Certo, la misura non è stata introdotta dal Ministro Bianchi, ma è sotto la sua guida che il Ministero, sulla piattaforma che consente l’accesso alla documentazione, propone lo strumento come utile per presentare al meglio chi sei. Un documento che racconta te stesso e la tua storia. Frasi che, forse, avrebbero meritato e tuttora meriterebbero una riflessione profonda di tipo culturale: davvero vogliamo far passare l’idea che la persona e la sua identità siano costituite dalla somma dei suoi certificati linguistici e informatici? Riteniamo sul serio che un curriculum possa costituire un “racconto” biografico? Si chiedono i docenti e noi con loro.

Crediamo che spesso si faccia confusione tra l’attenzione positiva al vissuto personale, che deve caratterizzare la sensibilità didattica di ogni docente […], con quella che rischia invece di diventare una forma narcisistica di accumulazione di titoli, che prelude al superamento del valore legale del titolo di studio, e non rende giustizia allo spirito più autentico della scuola repubblicana, che aspira – come ammoniva Guido Calogero – a neutralizzare gli effetti delle diseguaglianze economiche, e non a legittimarli, esaltarli e ratificarli. In poche parole: qual è il messaggio che stiamo mandando ai ragazzi?

Al netto di quanto afferma chi sostiene il Curriculum dello studente, infatti, il rischio che si possa finire con il mescolare il merito con le opportunità di tipo economico – che, spesso, nulla hanno a che vedere con ciò che la scuola fa e deve fare – è estremamente alto.

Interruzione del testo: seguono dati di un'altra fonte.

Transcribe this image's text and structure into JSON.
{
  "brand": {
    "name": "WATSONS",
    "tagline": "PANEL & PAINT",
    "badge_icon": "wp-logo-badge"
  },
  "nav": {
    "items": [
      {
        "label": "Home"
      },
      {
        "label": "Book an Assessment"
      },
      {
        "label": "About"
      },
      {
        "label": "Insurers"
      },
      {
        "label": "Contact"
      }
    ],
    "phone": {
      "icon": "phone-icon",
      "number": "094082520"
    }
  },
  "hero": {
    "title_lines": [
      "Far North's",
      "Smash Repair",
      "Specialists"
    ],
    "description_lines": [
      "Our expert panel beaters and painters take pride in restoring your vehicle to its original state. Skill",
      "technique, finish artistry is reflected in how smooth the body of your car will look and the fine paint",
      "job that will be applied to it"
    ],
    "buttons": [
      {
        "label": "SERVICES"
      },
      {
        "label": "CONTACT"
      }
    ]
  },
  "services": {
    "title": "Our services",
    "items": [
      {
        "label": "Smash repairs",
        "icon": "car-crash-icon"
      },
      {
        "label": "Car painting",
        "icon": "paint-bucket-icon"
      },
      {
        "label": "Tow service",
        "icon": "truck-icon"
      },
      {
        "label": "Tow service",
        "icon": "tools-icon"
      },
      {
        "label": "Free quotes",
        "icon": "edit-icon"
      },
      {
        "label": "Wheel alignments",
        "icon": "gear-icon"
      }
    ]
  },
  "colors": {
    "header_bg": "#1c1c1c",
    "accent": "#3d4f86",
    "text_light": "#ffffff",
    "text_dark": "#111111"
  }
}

Nell’ottica di formazione delle nuove coscienze, dunque, il discorso si presenta ben più complesso di quanto ritiene Damiano Previtali, dirigente del MIUR, che si appella alla valorizzazione delle competenze che gli studenti acquisiscono al di là dei banchi per diminuire la dispersione scolastica.

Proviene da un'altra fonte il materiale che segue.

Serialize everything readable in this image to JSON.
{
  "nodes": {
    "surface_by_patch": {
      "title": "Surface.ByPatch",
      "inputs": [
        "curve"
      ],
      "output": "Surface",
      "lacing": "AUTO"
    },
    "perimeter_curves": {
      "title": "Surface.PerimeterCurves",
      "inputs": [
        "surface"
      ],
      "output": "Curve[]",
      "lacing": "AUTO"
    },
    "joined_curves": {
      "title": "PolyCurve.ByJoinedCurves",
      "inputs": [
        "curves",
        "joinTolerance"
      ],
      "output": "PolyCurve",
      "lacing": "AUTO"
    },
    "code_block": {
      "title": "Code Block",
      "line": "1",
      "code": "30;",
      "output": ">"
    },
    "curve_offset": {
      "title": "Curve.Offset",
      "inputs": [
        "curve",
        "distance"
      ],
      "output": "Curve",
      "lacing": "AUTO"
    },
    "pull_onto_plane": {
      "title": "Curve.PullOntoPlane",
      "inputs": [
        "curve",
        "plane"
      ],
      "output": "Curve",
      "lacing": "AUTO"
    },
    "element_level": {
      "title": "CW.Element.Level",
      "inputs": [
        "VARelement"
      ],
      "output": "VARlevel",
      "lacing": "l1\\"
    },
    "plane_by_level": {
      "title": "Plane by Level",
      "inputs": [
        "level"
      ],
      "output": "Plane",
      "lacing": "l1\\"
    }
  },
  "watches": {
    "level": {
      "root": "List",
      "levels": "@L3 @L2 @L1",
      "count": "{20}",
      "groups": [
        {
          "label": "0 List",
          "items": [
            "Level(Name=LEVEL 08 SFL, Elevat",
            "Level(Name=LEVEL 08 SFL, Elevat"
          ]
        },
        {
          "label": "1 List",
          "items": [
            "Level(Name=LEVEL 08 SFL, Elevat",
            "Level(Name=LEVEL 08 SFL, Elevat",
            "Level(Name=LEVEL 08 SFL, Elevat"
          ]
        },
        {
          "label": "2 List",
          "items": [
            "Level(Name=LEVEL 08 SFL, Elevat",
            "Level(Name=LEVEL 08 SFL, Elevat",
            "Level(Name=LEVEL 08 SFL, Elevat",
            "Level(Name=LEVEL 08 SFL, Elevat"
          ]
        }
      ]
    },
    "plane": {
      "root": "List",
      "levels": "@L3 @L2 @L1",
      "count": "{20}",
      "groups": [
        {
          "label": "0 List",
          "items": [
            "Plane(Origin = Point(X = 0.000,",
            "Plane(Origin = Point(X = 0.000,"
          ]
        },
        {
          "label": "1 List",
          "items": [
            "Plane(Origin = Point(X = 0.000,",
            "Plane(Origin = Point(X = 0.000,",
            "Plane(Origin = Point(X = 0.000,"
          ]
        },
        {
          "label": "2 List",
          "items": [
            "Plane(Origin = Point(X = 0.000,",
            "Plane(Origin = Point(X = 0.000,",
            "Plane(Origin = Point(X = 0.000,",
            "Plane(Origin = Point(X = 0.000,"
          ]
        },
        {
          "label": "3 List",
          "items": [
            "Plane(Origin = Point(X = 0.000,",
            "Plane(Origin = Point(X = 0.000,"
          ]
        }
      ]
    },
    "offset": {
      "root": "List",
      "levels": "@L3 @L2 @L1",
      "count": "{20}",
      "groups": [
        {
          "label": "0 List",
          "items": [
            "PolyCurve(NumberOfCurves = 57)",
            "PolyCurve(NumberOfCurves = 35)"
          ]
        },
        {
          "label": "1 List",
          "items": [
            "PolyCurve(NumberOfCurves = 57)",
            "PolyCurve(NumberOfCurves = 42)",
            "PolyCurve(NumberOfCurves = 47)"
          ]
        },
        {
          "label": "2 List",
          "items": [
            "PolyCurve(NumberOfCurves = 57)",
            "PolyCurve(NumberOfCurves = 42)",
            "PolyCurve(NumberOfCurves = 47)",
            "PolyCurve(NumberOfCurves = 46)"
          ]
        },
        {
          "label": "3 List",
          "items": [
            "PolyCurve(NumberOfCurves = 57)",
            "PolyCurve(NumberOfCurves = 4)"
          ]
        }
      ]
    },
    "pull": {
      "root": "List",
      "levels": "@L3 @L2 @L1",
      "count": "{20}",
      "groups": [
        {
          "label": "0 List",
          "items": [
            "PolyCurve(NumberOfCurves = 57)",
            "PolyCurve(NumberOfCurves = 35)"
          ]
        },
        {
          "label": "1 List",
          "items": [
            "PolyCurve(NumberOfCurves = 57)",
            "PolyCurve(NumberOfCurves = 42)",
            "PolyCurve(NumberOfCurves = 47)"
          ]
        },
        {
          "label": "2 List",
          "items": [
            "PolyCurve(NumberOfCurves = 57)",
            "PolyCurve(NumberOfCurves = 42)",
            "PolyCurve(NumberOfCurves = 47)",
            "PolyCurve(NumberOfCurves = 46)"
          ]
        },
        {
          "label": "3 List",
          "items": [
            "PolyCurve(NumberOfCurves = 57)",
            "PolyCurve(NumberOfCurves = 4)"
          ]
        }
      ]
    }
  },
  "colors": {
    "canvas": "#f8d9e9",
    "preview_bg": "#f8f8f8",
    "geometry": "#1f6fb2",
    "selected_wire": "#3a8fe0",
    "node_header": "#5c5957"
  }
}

Che la scuola vada ripensata, per certi versi persino svecchiata, è un dato di fatto. Ma basta un curriculum quale incentivo? Basta a introdurre – concretamente – i giovani al mondo del lavoro? Se in Italia l’accesso all’istruzione è libero, perché dovremmo attribuire un tale valore a corsi e certificazioni private che finirebbero con l’escludere qualcuno di meno qualificato ma di più pronto e/o idoneo a un ruolo anziché un altro? Non si tratta di attitudini o sensibilità, come ribadisce Previtali, bensì di portare alla Maturità quella scala gerarchica che già tanto – e troppo – definisce il fuori le mura, il futuro di quei ragazzi, il nostro e dell’intera società.

Eppure, la Costituzione parla chiaro: è compito della Repubblica rimuovere gli ostacoli di ordine economico e sociale, che, limitando di fatto la libertà e l’eguaglianza dei cittadini, impediscono il pieno sviluppo della persona umana e l’effettiva partecipazione di tutti i lavoratori all’organizzazione politica, economica e sociale del Paese. E questo deve valere anche per gli studenti. Se, dunque, l’intenzione è – veramente – contrastare la dispersione, valorizzare le peculiarità del singolo e avviare i ragazzi al mondo del lavoro o all’università, l’istituzione scolastica (quindi, lo Stato) deve poter offrire pari opportunità a tutti. In alternativa, limitarsi a valutare in base alla propria offerta formativa. Altrimenti, la scuola si fa azienda, il futuro appannaggio della solita oligarchia.